Mitul Kanzaria is a first-year medical student, but for a few moments on Saturday night, he felt like an outsider in a public health system he hopes to join someday.
A student at Albany Medical College in New York, Mr. Kanzaria was one of about 45 students attending a regional conference of the American Medical Student Association, who participated in a simulation of what it's like to have no health insurance in America.
"This is really frustrating," Mr. Kanzaria said as he made his way through, "Walk in My Shoes"-- an interactive forum designed to highlight the hurdles many uninsured people face everyday as they try to get health care for their families.
The forum was held in the David L. Lawrence Convention Center, which hosted more than 200 medical students from Pennsylvania, New York and other states over the weekend.
Each participant in the forum was assigned a role, and they were either a person trying to obtain health care or a health care administrator serving customers.
"This is a program that was created to be an effective tool for educating people about specific health access problems that a wide range of people face everyday," said Deborah Katz, a policy analyst and community organizer with Community Catalyst Inc., a Boston-based national public health advocacy organization.
Ms. Katz explained that the program, which was created five years ago in Lansing, Mich., is often an eye-opening way to show people how hard it can be to for many people trying to navigate the American public health system.

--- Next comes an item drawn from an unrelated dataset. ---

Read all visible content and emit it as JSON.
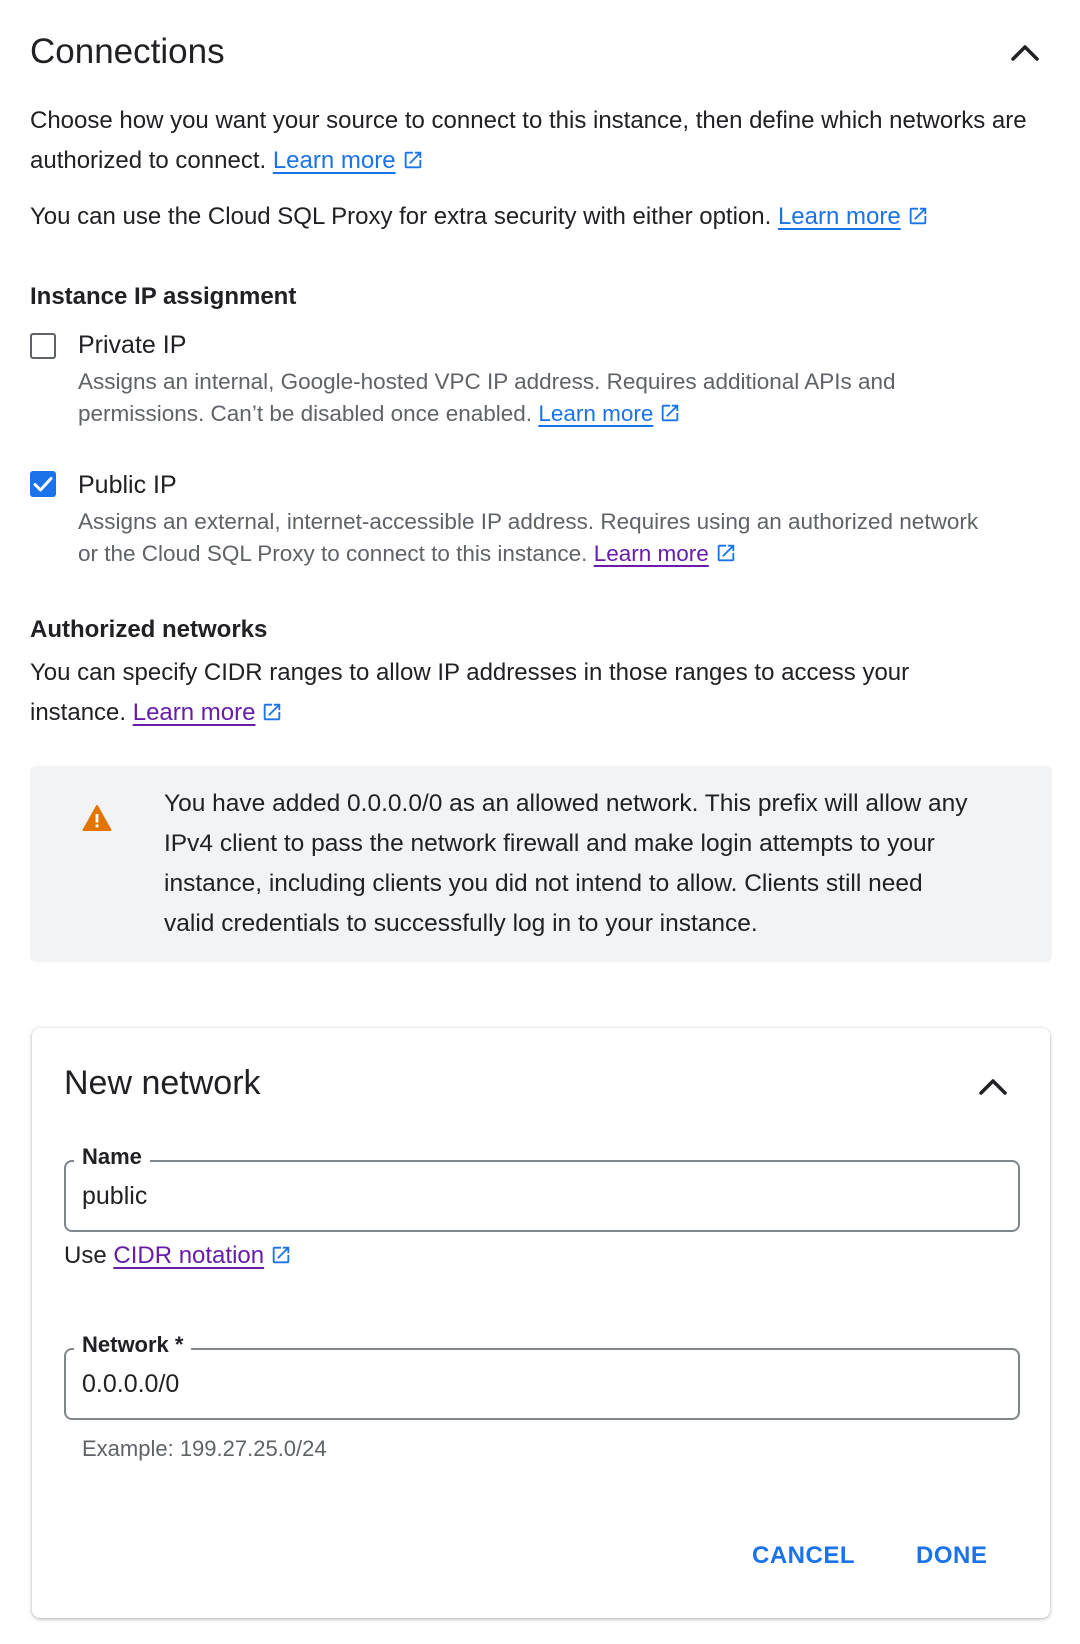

The character roles assigned to the medical students included categories like the families of low-income earning people, minorities, immigrants and non-English speaking people, groups that must negotiate their way through a system that is often not too friendly to them.
Mr. Kanzaria and a colleague, Ninad Pendharkar, a fourth-year medical student at Penn State, played the roles of a white, middle-aged, gay couple trying to get health coverage for back pain and dental problems.
Both of them were employed, but only one of them had medical insurance. The couple was faced with a myriad of bureaucratic hurdles each way they turned, from trying to see a dentist or a doctor for back pain, or trying to get a partner added to a health plan.
"This is very frustrating for us, but it is also very true for many people out there," Mr. Pendharkar said after several make-believe medical providers and health plan administrators turned him down on every round.
"It's an eye-opener," he said. "As physicians, we are being trained to focus on treating the ailments of the patients, but we often never have the chance to really appreciate what patients go through just to see us."
Many times, the people who are most on the outside of American public health have to deal with a variety of issues just to get help, and often times, public health officials and administrators don't take their struggles into account, Ms. Katz said.
It is because of that disparity that the American Medical Student Association conference organizers decided to introduce interactive forums like "Walk in My Shoes," said Jay Bhatt, the organization's national president.
"Having this kind of seminar gives all of us a more insightful view of public health, which is more tangible than a PowerPoint presentation," said Mr. Bhatt, a fourth-year student at the Philadelphia College of Osteopathic Medicine.
"As physicians, we need to have more compassion for our patients, and this is a good way to start," he said.